Concepedia

Publication | Open Access

Kandoo

629

Citations

19

References

2012

Year

TLDR

Limiting overhead of frequent events on the control plane is essential for scalable SDN, but processing them in the data plane requires switch modifications that reduce control‑plane visibility. The authors propose Kandoo, a framework that preserves scalability without modifying switches. Kandoo uses a two‑layer controller hierarchy: a bottom layer of independent local controllers handling most frequent events, and a top logically centralized controller maintaining global state. Evaluations show that Kandoo reduces control‑channel consumption by an order of magnitude compared to standard OpenFlow networks, enabling on‑demand replication of local controllers to relieve the top layer.

Abstract

Limiting the overhead of frequent events on the control plane is essential for realizing a scalable Software-Defined Network.
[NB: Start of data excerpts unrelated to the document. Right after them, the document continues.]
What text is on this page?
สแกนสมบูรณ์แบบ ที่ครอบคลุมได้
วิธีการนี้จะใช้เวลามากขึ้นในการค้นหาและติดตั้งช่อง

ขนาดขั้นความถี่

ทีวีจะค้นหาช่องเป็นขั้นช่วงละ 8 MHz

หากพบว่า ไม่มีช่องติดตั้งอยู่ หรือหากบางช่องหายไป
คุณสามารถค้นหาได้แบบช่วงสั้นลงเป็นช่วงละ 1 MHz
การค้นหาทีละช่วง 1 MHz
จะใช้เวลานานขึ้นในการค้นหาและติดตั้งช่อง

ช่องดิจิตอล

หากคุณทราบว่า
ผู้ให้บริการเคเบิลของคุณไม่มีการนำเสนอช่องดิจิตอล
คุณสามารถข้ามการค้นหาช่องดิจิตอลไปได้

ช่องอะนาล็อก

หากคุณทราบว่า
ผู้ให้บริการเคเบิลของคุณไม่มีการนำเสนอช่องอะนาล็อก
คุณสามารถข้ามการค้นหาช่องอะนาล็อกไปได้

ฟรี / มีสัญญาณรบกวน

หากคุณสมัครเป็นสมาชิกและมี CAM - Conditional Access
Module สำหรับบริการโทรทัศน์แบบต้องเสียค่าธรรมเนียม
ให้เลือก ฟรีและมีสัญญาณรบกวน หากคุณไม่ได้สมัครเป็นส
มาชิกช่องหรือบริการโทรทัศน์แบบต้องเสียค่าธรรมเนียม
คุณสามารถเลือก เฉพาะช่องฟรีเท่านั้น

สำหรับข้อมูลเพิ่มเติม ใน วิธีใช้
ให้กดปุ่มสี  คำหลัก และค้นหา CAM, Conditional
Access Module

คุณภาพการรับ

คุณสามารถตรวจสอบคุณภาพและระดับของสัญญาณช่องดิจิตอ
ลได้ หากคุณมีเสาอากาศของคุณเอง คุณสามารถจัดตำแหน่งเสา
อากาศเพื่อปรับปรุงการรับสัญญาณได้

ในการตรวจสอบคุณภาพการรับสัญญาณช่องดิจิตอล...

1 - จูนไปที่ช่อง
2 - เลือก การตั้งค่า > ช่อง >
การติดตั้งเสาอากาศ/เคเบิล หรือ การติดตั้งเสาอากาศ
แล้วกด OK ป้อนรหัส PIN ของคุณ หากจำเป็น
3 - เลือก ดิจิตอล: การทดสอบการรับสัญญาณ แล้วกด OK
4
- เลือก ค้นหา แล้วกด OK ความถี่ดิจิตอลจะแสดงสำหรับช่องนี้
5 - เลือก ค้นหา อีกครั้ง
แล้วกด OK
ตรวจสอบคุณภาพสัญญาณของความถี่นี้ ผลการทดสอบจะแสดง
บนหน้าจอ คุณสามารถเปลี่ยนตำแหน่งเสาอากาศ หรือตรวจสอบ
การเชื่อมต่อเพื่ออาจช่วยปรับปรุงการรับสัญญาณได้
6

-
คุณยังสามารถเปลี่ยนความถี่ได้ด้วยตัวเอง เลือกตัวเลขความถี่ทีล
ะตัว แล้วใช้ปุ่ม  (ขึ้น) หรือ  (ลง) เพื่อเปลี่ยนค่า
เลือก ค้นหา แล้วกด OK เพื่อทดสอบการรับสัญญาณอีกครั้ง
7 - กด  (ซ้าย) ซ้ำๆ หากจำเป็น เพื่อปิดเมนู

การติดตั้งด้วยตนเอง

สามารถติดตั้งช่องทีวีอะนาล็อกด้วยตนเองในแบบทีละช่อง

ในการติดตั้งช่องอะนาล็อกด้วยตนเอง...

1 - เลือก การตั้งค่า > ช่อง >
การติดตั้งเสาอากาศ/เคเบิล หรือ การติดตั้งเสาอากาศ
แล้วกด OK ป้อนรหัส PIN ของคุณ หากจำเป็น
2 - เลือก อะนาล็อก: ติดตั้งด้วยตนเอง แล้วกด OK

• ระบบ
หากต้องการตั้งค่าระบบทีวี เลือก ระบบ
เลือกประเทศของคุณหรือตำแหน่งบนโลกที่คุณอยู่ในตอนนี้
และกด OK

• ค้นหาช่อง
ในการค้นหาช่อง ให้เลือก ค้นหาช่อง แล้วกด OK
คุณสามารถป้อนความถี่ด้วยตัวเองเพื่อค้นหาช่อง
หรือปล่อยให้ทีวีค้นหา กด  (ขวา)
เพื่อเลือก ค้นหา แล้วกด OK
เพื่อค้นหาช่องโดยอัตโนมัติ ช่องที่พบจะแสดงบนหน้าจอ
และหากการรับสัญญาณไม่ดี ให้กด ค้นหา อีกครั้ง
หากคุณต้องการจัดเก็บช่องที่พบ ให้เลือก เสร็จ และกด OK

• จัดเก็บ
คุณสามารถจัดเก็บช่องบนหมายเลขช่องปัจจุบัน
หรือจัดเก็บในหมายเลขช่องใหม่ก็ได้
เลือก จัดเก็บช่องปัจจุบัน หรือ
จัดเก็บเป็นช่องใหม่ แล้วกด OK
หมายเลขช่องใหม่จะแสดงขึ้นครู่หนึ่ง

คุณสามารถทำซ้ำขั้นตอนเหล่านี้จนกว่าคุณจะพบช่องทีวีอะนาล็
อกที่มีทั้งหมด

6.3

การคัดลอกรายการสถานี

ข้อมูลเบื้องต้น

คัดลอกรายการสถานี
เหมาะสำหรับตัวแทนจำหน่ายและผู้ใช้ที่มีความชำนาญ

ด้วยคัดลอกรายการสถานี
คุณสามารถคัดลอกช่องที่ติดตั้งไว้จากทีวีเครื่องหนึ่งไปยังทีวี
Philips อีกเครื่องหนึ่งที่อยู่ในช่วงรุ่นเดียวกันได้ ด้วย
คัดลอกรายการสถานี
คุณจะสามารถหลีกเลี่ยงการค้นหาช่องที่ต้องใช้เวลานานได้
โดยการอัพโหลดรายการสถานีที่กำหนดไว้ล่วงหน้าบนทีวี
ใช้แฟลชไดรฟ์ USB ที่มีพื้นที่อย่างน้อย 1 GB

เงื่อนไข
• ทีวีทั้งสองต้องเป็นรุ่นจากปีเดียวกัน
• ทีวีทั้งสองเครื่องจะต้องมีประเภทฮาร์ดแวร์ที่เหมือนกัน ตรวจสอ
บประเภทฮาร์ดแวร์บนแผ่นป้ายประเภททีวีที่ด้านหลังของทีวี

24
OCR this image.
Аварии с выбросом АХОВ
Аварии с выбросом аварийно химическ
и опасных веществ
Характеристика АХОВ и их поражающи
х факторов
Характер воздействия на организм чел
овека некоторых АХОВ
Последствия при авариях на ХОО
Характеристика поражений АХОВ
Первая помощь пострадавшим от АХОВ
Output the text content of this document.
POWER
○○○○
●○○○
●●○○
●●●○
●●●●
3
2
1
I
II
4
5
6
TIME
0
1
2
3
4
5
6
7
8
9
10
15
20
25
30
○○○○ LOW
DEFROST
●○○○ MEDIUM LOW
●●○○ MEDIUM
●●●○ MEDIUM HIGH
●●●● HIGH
One way of limiting this overhead is to process frequent events in the data plane. This requires modifying switches and comes at the cost of visibility in the control plane. Taking an alternative route, we propose Kandoo, a framework for preserving scalability without changing switches. Kandoo has two layers of controllers: (i) the bottom layer is a group of controllers with no interconnection, and no knowledge of the network-wide state, and (ii) the top layer is a logically centralized controller that maintains the network-wide state. Controllers at the bottom layer run only local control applications (i.e., applications that can function using the state of a single switch) near datapaths. These controllers handle most of the frequent events and effectively shield the top layer. Kandoo's design enables network operators to replicate local controllers on demand and relieve the load on the top layer, which is the only potential bottleneck in terms of scalability. Our evaluations show that a network controlled by Kandoo has an order of magnitude lower control channel consumption compared to normal OpenFlow networks.